C’est en ça, je l’avance, je l’ai déjà dit : le nœud n’est pas un modèle. Non seulement ce qui fait nœud n’est pas imaginaire, n’est pas une représentation, mais sa caractéristique est justement ceci, c’est en ça que ça échappe à une représentation, et que je vous assure que c’est pas de faire des grimaces, qu’à chaque fois que j’en représente un, je fais un trait de travers; comme je ne me crois pas moins imaginatif qu’un autre, ça démontre déjà quel point le nœud, ça nous répugne comme modèle. Il n’y a pas d’affinité du corps avec le nœud, même si dans le corps, ça joue pour les analystes une sacrée fonction. Le nœud n’est pas le modèle, il est le support. Il n’est pas la réalité, il est le Réel. Ce qui veut dire que s’il y a une distinction entre le Réel et la réalité, c’est le nœud, [non pas] qui en donne le modèle, jusqu’à ce que bien entendu enfin, la fossilisation arrivant, vous passez votre temps à faire des nœuds entre vos doigts. C’est souhaitable. Ça vous suggérerait un peu plus d’ingéniosité.
En rabattant l’inconscient sur le Symbolique, c’est-à-dire sur ce qui du signifiant fait trou, je fais quelque chose, mon Dieu, qui se jugera à son effet, sa fécondité. Ça me paraît s’imposer de notre pratique même, qui est loin de pouvoir se contenter d’une référence obscure à l’instinct, comme on s’obstine à traduire en anglais le mot Trieb. L’instinct à son émergence et qui, bien entendu, est immémoriale, (et comment même savoir ce que ça pouvait vouloir dire, avant Fabre) qui ne le supporte que d’une chose: comment diable un petit insecte peut-il savoir (car, ce savoir on le constate à la précision de ses gestes), comment il faut en tel point du corps de tel autre insecte, en telle jointure, (en plus puisqu’il s’agit d’insecte en se faufilant en-dessous de ce qu’on appelle carapace) et qui, bien sûr, n’est que mythologie figurative parce qu’il faut bien que quelque part il y ait quelque chose à percer, pour atteindre quoi? Tel point précis de ce que nous savons maintenant qui vient de l’ectoderme, à savoir la partie invaginée qu’on appelle système nerveux et là, rompe quelque chose qui fait que l’autre insecte sera bon à être mis en conserve.

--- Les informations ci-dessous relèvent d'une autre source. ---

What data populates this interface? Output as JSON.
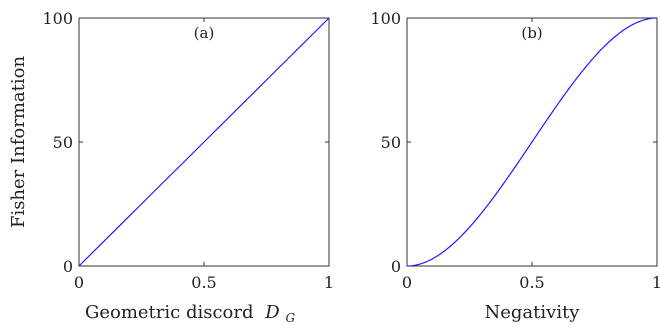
{
  "chart_data": [
    {
      "type": "line",
      "panel_label": "(a)",
      "xlabel": "Geometric discord",
      "xlabel_symbol": "D",
      "xlabel_subscript": "G",
      "ylabel": "Fisher Information",
      "xlim": [
        0,
        1
      ],
      "ylim": [
        0,
        100
      ],
      "xticks": [
        "0",
        "0.5",
        "1"
      ],
      "yticks": [
        "0",
        "50",
        "100"
      ],
      "grid": false,
      "series": [
        {
          "color": "#1a1aff",
          "x": [
            0,
            0.25,
            0.5,
            0.75,
            1.0
          ],
          "y": [
            0,
            25,
            50,
            75,
            100
          ]
        }
      ]
    },
    {
      "type": "line",
      "panel_label": "(b)",
      "xlabel": "Negativity",
      "ylabel": "",
      "xlim": [
        0,
        1
      ],
      "ylim": [
        0,
        100
      ],
      "xticks": [
        "0",
        "0.5",
        "1"
      ],
      "yticks": [
        "0",
        "50",
        "100"
      ],
      "grid": false,
      "series": [
        {
          "color": "#1a1aff",
          "x": [
            0,
            0.05,
            0.1,
            0.2,
            0.3,
            0.4,
            0.5,
            0.6,
            0.7,
            0.8,
            0.9,
            1.0
          ],
          "y": [
            0,
            0.6,
            2.4,
            9.5,
            20.6,
            34.5,
            50,
            65.5,
            79.4,
            90.5,
            97.6,
            100
          ]
        }
      ]
    }
  ]
}
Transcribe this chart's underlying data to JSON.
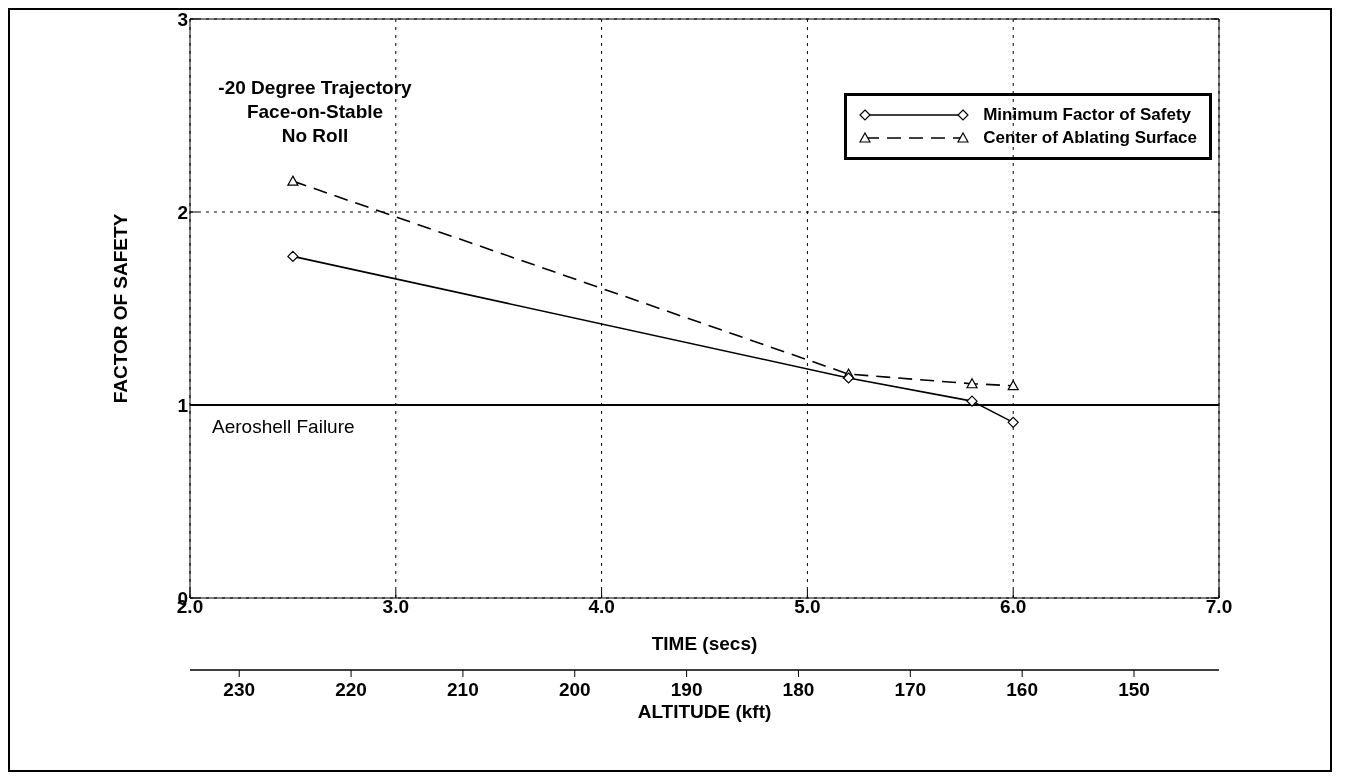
{
  "chart_data": {
    "type": "line",
    "xlabel": "TIME (secs)",
    "ylabel": "FACTOR OF SAFETY",
    "x2label": "ALTITUDE (kft)",
    "xlim": [
      2.0,
      7.0
    ],
    "xticks": [
      {
        "value": 2,
        "label": "2.0"
      },
      {
        "value": 3,
        "label": "3.0"
      },
      {
        "value": 4,
        "label": "4.0"
      },
      {
        "value": 5,
        "label": "5.0"
      },
      {
        "value": 6,
        "label": "6.0"
      },
      {
        "value": 7,
        "label": "7.0"
      }
    ],
    "x2lim": [
      234.4,
      142.4
    ],
    "x2ticks": [
      230,
      220,
      210,
      200,
      190,
      180,
      170,
      160,
      150
    ],
    "ylim": [
      0,
      3
    ],
    "yticks": [
      0,
      1,
      2,
      3
    ],
    "grid": true,
    "legend": "top right",
    "series": [
      {
        "name": "Minimum Factor of Safety",
        "color": "#000000",
        "marker": "diamond",
        "line_style": "solid",
        "x": [
          2.5,
          5.2,
          5.8,
          6.0
        ],
        "values": [
          1.77,
          1.14,
          1.02,
          0.91
        ]
      },
      {
        "name": "Center of Ablating Surface",
        "color": "#000000",
        "marker": "triangle",
        "line_style": "dashed",
        "x": [
          2.5,
          5.2,
          5.8,
          6.0
        ],
        "values": [
          2.16,
          1.16,
          1.11,
          1.1
        ]
      }
    ],
    "ref_lines": [
      {
        "axis": "y",
        "value": 1,
        "label": "Aeroshell Failure",
        "color": "#000000",
        "line_style": "solid"
      }
    ],
    "annotations": [
      "-20 Degree Trajectory\nFace-on-Stable\nNo Roll"
    ]
  }
}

Qu’est-ce que c’est que ce savoir? Quel intérêt y a-t-il ? En quoi c’est-il explicatif de le transporter dans un comportement qui est celui que nous voyons de l’être humain, tous les jours, et qui, manifestement, n’a aucun savoir instinctuel, qui ne voit pas plus loin que le bout de son nez, mais qui, lui aussi, d’une autre source, se trouve savoir faire des tas de machins, et nommément, enfin, sait faire, c’est une façon de parler, dire qu’il sait faire l’amour, c’est probablement très exagéré. Ça pousse quand même cette idée, je l’ai énoncée, bien sûr, parce que moi je m’aventure comme ça, ça pousse cette idée que, celle à laquelle j’en suis venu, comme ça par petits pas, que le Réel c’est pas tout et quand je dis que c’est pas tout, ça met beaucoup de choses en cause. Du même coup ça implique que la science, ben ! c’est peut-être que des petits bouts de ce Réel qu’elle arrache, qu’elle arrache manifestement jusqu’à présent avec l’idée d’univers, qui lui est, semble, bien indispensable, (mais pourquoi ?) pour ce qu’elle arrive à assurer, à rendre sûr. Manifestement elle arrive à rendre sûres certaines choses, quand il y a nombre, et ça, c’est vraiment toute l’affaire : comment se fait-il que le langage véhicule un certain nombre de nombres pour qu’on en soit arrivé enfin à qualifier de nombre réel des nombres proprement insaisissables et qui ne se définissent pas autrement, à savoir qu’ils ne sont pas dans la série, qu’ils ne peuvent même pas y être, qu’ils en sont fondamentalement exclus. Ça en dit long sur le sujet de savoir comment ces nombres un, deux, trois, quatre, ont bien pu venir l’idée. Moi, j’ai pris comme ça un certain parti, poussé par, par quoi ? Je ne dirai pas par mon expérience parce qu’une expérience ça ne veut rien dire qu’une chose, c’est à savoir qu’on s’y engage, et je vois pas pourquoi mon engagement serait préférable : si j’étais le seul par exemple, tout ce que je dirais n’aurait aucune portée. C’est bien parce qu’il y a quelque chose que j’essaie de situer, sous la forme, sous les espèces du discours psychanalytique, à savoir que je suis pas seul à faire cette expérience, que grâce au fait que je suis comme tout le monde, je suis parlêtre, que grâce à ce fait je suis amené à formuler ce qui peut rendre compte de ce discours analytique, d’une certaine façon, bon!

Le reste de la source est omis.